De Omgevingsvisie beschrijft de ruimtelijk- economische ontwikkeling van Drenthe voor de periode tot 2020. De Omgevingsvisie heeft voor de provincie een interne binding. Dit betekent dat de provincie bij de uitoefening van haar taken aan de Omgevingsvisie gebonden is. Daarnaast zijn er zaken uitgelicht die van provinciaal belang worden geacht. Deze zijn:

  1. het behouden en waar mogelijk ontwikkelen van de kernkwaliteiten rust, ruimte, natuur, landschap, oorspronkelijkheid, veiligheid, naoberschap, menselijke maat, kleinschaligheid (Drentse schaal);
  2. het behouden en versterken van de biodiversiteit door het realiseren van de Ecologische hoofdstructuur (EHS);
  3. het beschermen van de kwaliteit van lucht, water en bodem en het verbeteren van de verkeersveiligheid, waterveiligheid en externe veiligheid;
  4. het streven naar voldoende, gevarieerde, aantrekkelijke en vitale vestigingsmogelijkheden op regionale bedrijventerreinen en andere stedelijke werklocaties en het bieden van voldoende ontwikkelingsmogelijkheden in het landelijk gebied voor landbouw, recreatie en toerisme en bedrijvigheid;
  5. het ontwikkelen van een adequate strategie voor krimpgebieden, met aandacht voor wonen, leefbaarheid, bereikbaarheid en arbeid;
  6. het maken van bovenlokale afspraken over aantrekkelijke, gevarieerde en leefbare woonmilieus die voorzien in de woonvraag;
  7. het streven naar steden met een onderscheidende identiteit, gebaseerd op historische of gebiedskenmerken waardoor de stedelijke centra gedifferentieerde blijven;
  8. het ontwikkelen en behouden van robuuste stedelijke netwerken, waardoor de steden samenhangen, samenwerken en complementair zijn;
  9. de kwaliteit en kwantiteit van (grond)water;
  10. het benutten van de mogelijkheden voor duurzame energieopwekking en -distributie en tevens het besparen van energie, het zorgvuldige gebruik van de ondergrond voor de energiewinning, de opslag van CO2, groen gas en aardgas en de energie-infrastructuur;
  11. het creëren van voorwaarden voor een duurzame ontwikkeling van de mobiliteit in samenhang met het creëren van betrouwbaarheid van (inter)regionale netwerken voor auto, openbaar vervoer, fiets en goederen door de lucht en over weg, spoor en water evenals de verknoping met de (inter)nationale netwerken;
  12. de Ecologische Hoofdstructuur, de verschillende Drentse landschapstypen en de diversiteit in landschaptypen;
  13. het verbinden van stad en land door het verweven van de gebruiksfuncties, landbouw, natuur en water in het landelijk gebied en het benutten van de kernkwaliteiten voor de plattelandseconomie;
  14. sport- en cultuurparticipatie en de infrastructuur die hiervoor nodig is.

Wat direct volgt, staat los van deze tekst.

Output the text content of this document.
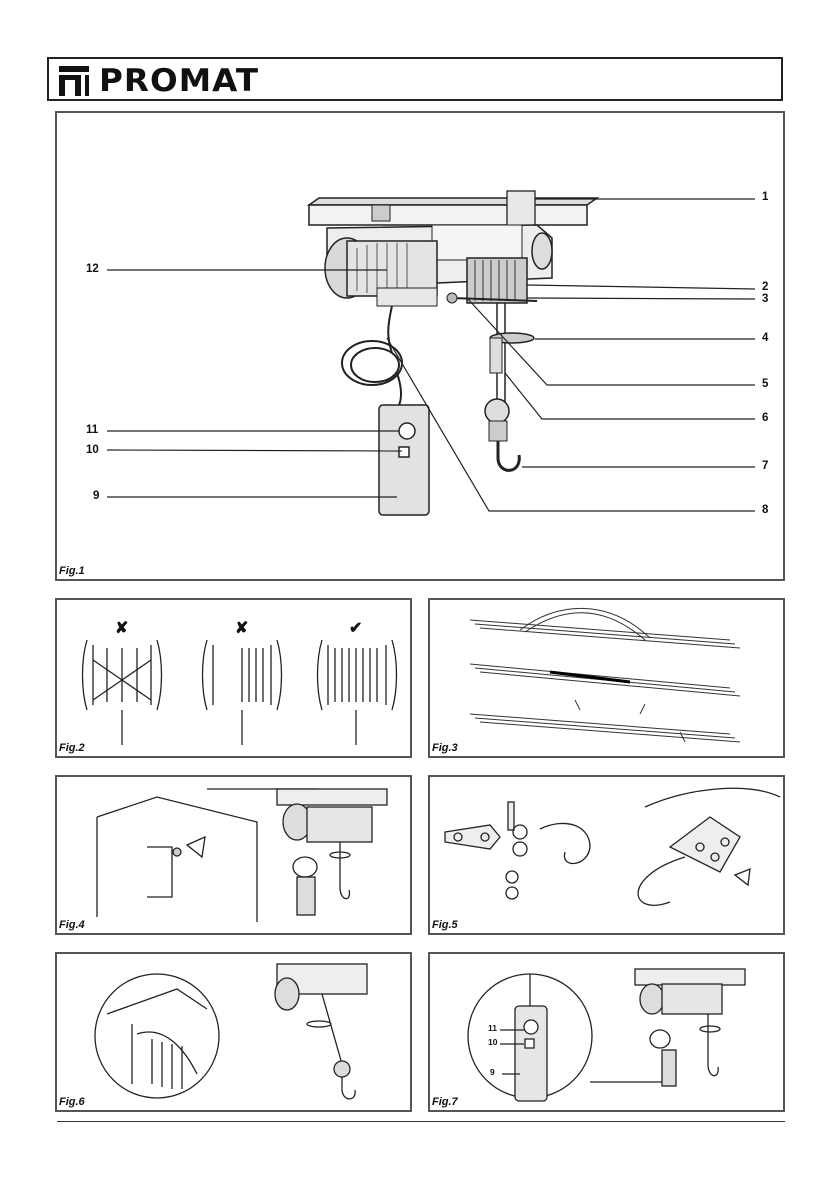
PROMAT
1
2
3
4
5
6
7
8
9
10
11
12
Fig.1
✘	✘	✔
Fig.2	Fig.3
Fig.4	Fig.5
Fig.6
11
10
9
Fig.7
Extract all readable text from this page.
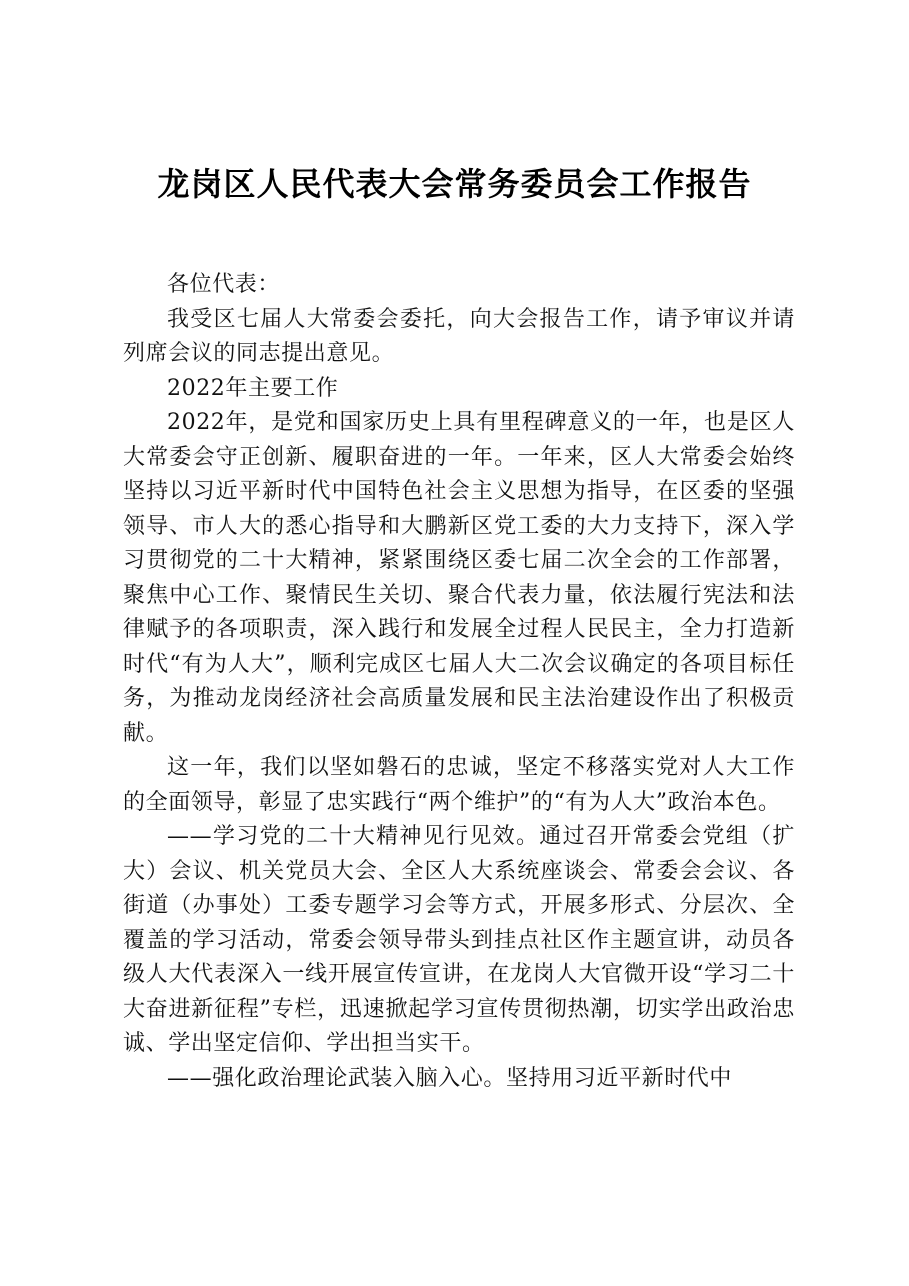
龙岗区人民代表大会常务委员会工作报告

各位代表：

我受区七届人大常委会委托，向大会报告工作，请予审议并请列席会议的同志提出意见。

2022年主要工作

2022年，是党和国家历史上具有里程碑意义的一年，也是区人大常委会守正创新、履职奋进的一年。一年来，区人大常委会始终坚持以习近平新时代中国特色社会主义思想为指导，在区委的坚强领导、市人大的悉心指导和大鹏新区党工委的大力支持下，深入学习贯彻党的二十大精神，紧紧围绕区委七届二次全会的工作部署，聚焦中心工作、聚情民生关切、聚合代表力量，依法履行宪法和法律赋予的各项职责，深入践行和发展全过程人民民主，全力打造新时代“有为人大”，顺利完成区七届人大二次会议确定的各项目标任务，为推动龙岗经济社会高质量发展和民主法治建设作出了积极贡献。

这一年，我们以坚如磐石的忠诚，坚定不移落实党对人大工作的全面领导，彰显了忠实践行“两个维护”的“有为人大”政治本色。

——学习党的二十大精神见行见效。通过召开常委会党组（扩大）会议、机关党员大会、全区人大系统座谈会、常委会会议、各街道（办事处）工委专题学习会等方式，开展多形式、分层次、全覆盖的学习活动，常委会领导带头到挂点社区作主题宣讲，动员各级人大代表深入一线开展宣传宣讲，在龙岗人大官微开设“学习二十大奋进新征程”专栏，迅速掀起学习宣传贯彻热潮，切实学出政治忠诚、学出坚定信仰、学出担当实干。

——强化政治理论武装入脑入心。坚持用习近平新时代中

Voor al deze zaken geldt dat de provincie van mening is dat het ruimtelijke belang het gemeentelijk niveau overstijgt en de provincie hier haar verantwoordelijk voor heeft. De provincie zal dan ook een standpunt innemen over gemeentelijke plannen indien een van de genoemde onderwerpen in het ruimtelijke plan voorkomt. In het geval van voorliggend omgevingsvergunning is geen sprake van rechtstreekse invloed van de omgevingsvisie.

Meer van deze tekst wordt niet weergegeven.